Через полчаса Сиволапов уже сидел в кабинете начальника сыскной и, приоткрыв рот, оглядывался по сторонам. Он много слышал и про сыскную полицию, и про её начальника, барона фон Шпинне, а вот бывать здесь никогда не приходилось. Да и самого барона он видел впервые. Две вещи в сыскной поразили Сиволапова: первая – здесь не было ни одного человека в форменном мундире, все были одеты в гражданские платья; вторая – это сам начальник сыскной: вид у него был барский, бороды и усов не носил, постоянно улыбался и говорил голосом тихим, проникновенным. «Вот бы нам такого начальника…» – завистливо подумал городовой.
– Ну, здравствуй, братец, как тебя…
– Сиволапов! – вскочил полицейский после того, как начальник сыскной к нему обратился.
– Да ты сиди, сиди, не вскакивай, не пугай меня… – остановил служебное рвение городового Фома Фомич. – Фамилия мне твоя известна, зовут тебя как?
– Зовут… имя, значит, вам моё нужно?
– Да; а что, его у тебя нет? – Лицо начальника сыскной стало серьёзным.
– Есть! – с заминкой ответил городовой. – Сиволапов Никодим Прохорович! – И снова вскочил со стула.
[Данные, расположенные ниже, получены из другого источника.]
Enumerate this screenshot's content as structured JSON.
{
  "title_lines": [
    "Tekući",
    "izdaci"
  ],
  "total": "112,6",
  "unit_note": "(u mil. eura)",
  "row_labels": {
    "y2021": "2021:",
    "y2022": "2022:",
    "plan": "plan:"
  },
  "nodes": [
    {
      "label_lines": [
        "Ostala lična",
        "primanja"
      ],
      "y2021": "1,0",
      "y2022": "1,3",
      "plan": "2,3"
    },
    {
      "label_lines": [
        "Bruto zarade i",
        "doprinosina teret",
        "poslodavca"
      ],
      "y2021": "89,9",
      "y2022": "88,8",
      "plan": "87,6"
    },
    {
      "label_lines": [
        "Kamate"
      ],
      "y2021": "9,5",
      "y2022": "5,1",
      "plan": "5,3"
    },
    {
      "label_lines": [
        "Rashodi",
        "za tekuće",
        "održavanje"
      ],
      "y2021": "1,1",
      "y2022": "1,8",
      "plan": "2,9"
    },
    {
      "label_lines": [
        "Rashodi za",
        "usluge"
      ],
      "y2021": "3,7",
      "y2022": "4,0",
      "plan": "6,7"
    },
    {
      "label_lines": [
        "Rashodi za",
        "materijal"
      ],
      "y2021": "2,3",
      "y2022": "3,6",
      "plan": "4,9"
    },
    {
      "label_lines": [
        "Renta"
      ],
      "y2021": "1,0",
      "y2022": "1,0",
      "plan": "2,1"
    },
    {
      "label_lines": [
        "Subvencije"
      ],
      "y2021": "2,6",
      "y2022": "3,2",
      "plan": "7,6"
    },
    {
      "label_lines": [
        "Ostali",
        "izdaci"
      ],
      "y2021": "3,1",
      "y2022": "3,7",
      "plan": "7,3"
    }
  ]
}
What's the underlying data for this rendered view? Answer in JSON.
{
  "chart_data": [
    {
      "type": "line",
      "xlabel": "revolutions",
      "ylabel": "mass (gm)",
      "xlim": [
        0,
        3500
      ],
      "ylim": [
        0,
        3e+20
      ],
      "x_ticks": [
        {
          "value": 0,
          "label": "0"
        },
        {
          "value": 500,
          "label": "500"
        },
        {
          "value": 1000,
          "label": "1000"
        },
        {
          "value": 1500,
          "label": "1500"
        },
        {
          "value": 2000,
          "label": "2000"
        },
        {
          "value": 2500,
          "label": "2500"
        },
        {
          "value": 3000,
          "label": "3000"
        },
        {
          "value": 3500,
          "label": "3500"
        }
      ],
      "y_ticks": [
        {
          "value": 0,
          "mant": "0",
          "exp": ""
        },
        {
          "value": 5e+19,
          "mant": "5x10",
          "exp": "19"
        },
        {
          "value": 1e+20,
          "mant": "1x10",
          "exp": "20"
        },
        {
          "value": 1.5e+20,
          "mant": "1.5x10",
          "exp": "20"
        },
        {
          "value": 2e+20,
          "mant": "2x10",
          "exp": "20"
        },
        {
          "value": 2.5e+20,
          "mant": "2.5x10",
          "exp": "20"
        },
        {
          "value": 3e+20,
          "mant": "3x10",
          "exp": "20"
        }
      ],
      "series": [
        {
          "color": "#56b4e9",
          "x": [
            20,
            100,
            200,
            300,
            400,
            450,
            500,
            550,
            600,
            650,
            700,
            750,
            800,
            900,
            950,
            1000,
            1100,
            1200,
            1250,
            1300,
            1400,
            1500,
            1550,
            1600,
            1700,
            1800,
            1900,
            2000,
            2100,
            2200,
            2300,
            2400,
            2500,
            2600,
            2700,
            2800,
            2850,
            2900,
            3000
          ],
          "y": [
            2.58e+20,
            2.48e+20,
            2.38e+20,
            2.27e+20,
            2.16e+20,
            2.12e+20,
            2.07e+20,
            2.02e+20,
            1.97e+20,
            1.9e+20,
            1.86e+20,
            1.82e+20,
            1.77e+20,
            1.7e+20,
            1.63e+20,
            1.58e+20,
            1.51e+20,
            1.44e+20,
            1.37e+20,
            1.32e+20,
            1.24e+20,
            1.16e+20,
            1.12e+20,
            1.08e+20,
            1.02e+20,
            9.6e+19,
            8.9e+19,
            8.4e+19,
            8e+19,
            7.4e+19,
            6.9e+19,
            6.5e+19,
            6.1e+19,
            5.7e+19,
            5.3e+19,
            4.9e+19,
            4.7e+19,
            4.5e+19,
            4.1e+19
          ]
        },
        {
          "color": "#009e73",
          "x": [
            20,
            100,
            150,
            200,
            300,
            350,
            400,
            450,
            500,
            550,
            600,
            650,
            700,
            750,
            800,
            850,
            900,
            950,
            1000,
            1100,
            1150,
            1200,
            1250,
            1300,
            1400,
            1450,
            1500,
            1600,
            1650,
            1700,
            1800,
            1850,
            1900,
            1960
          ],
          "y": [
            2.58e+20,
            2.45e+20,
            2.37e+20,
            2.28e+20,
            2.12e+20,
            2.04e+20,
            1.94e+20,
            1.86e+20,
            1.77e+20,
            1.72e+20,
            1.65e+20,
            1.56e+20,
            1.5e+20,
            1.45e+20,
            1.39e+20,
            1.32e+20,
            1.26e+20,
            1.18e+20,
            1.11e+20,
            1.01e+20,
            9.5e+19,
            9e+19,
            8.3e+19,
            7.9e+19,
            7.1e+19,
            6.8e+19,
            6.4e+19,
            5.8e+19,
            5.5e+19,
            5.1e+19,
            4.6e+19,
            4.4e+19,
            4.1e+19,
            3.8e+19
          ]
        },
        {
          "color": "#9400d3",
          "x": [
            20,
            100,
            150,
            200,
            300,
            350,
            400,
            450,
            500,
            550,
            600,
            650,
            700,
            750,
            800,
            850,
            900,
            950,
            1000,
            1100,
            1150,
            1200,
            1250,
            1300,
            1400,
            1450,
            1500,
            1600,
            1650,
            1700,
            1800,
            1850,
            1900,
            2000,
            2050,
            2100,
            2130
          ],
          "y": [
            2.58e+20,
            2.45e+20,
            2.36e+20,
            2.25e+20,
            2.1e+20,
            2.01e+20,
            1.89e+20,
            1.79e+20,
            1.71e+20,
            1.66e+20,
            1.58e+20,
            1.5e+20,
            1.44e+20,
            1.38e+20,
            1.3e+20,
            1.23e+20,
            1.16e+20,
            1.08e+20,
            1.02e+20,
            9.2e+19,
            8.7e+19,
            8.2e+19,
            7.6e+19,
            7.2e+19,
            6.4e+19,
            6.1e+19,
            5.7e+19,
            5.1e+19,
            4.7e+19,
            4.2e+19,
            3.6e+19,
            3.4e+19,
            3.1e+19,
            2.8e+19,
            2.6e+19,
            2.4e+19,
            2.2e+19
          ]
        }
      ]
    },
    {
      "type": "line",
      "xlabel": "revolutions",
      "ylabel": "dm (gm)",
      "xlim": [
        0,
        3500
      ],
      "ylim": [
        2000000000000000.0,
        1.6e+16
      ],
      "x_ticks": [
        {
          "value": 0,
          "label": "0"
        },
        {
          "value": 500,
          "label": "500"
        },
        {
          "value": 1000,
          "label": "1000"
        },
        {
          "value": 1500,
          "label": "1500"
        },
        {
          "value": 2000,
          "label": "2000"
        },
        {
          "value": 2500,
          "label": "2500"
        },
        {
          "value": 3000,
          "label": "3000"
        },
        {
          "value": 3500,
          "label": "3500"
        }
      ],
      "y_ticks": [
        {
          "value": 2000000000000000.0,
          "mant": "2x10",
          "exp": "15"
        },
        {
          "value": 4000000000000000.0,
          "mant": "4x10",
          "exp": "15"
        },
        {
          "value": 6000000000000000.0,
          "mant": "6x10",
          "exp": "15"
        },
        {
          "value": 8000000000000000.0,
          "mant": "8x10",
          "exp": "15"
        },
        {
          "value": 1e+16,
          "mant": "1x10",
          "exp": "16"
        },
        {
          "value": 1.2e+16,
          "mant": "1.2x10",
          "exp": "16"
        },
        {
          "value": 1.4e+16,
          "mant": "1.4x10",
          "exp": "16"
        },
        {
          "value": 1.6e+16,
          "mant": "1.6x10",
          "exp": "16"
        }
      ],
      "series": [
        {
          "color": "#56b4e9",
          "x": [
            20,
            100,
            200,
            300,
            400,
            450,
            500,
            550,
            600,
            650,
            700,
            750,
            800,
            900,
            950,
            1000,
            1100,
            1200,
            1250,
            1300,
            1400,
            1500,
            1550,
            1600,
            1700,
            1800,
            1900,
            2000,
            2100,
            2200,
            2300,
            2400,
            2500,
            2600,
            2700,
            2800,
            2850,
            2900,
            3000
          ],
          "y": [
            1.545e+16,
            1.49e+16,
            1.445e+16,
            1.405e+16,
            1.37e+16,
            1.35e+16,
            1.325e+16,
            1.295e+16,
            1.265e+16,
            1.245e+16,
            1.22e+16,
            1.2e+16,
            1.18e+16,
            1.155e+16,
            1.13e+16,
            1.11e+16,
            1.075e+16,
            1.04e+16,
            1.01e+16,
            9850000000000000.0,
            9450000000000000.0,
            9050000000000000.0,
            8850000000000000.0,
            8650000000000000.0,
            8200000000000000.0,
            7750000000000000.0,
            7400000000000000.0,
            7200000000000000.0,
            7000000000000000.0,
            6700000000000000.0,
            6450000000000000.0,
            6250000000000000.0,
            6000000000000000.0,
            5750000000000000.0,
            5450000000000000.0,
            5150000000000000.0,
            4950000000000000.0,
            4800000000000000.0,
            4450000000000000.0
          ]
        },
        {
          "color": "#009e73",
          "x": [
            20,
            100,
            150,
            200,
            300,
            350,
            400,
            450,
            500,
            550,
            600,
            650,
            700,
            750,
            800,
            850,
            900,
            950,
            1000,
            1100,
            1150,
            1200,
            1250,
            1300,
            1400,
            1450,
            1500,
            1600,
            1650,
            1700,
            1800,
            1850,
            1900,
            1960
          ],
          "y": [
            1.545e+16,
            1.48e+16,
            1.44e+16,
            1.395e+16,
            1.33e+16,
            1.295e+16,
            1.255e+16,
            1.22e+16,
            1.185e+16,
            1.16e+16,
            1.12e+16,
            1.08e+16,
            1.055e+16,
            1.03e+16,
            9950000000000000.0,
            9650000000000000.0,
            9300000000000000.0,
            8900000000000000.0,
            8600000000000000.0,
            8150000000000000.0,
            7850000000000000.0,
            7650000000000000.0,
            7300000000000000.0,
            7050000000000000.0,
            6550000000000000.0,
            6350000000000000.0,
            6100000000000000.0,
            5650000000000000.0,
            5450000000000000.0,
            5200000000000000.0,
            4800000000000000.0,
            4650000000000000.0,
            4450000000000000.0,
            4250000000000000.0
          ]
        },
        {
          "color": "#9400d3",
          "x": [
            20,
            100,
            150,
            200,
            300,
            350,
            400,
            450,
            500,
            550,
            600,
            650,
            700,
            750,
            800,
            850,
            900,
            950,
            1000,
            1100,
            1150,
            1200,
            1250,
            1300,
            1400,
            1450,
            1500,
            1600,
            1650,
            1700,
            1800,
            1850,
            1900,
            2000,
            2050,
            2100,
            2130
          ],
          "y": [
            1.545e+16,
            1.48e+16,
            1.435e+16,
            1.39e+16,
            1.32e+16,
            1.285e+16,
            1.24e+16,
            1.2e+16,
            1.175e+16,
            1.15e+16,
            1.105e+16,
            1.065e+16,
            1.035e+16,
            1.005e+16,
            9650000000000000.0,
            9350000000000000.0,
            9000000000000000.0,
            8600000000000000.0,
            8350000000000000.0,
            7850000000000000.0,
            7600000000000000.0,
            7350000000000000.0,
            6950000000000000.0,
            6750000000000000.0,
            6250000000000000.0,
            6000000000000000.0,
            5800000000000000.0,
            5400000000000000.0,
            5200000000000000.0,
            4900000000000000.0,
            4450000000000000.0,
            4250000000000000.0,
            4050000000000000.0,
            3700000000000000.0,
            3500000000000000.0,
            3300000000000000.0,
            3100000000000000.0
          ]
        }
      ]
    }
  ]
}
– Когда отвечаешь, вставать не нужно, – покровительственно заявил фон Шпинне. – Значит, Никодим Прохорович? – в задумчивости проговорил полковник и грустно, даже как-то сочувственно глядя на городового, замолчал. Так обычно делают доктора, перед тем как сообщить смертельный диагноз. И ничего вроде бы не произошло, но Сиволапов вдруг почувствовал какую-то щемящую необъяснимую тоску, в груди заныло, запекло как при изжоге. – А меня зовут Фома Фомич. Вот и познакомились. Ты уж извини, что пришлось тебя побеспокоить, от дел оторвать… ты же человек занятой!
– Да ничего, я не на службе, у меня законный выходной, это я в часть заходил, чтобы с напарником сговориться…
– Замечательно! Значит, ты на нас не в обиде?
– Как можно!
– Ну, тогда приступим к делу. Напомни мне участок, за которым ты присматриваешь?
– Вся улица Красная, потом от Сотниковских ворот, – городовой ткнул пальцем вправо, а затем влево, – и до Сенного переулка, а ещё Фабрикантская…
– И что, справляешься с такой большой территорией? Ты только посмотри, Меркурий Фролыч, какие у нас герои служат в общей полиции! – Фома Фомич обеими руками указал на Сиволапова.
Тот даже смутился; его никогда начальство не хвалило, для него это было до того в диковинку, что он стал оправдываться.
– Да какое уж там геройство, у меня улицы, всем спасибо, очень хорошие, и люди там живут степенные да сурьёзные, такие шалить не станут. Красная и Фабрикантская на предмет порядка – места замечательные, благостные! Не служба – отдых!
После слов городового, которые больше походили на гимн улицам, начальник сыскной какое-то время молчал, потирая указательным пальцем подбородок. Потом спросил:
– Никто не нарушает, никто не буянит?
– Нет, у нас все люди хорошие и тихие…
– Я вот от людей слышал, что есть у вас такой Тимофей Зрякин, так этот и горькую пьёт, и по ночам шляется. А может, врут люди и Зрякин добропорядочный подданный?
– Про Зрякина – это правда, – с готовностью кивнул полицейский, – но он не с моего участка. На Фабрикантской у него лавка, между домами Митрюшкиных и Пассенов. Уж который год бьются они, чтобы лавку эту окаянную с улицы убрать – не могут! Сидит этот Зрякин там, как солитёр, и ничем его оттуда не выманить…
– Это правда, что Зрякин по ночам ходит да в окна заглядывает?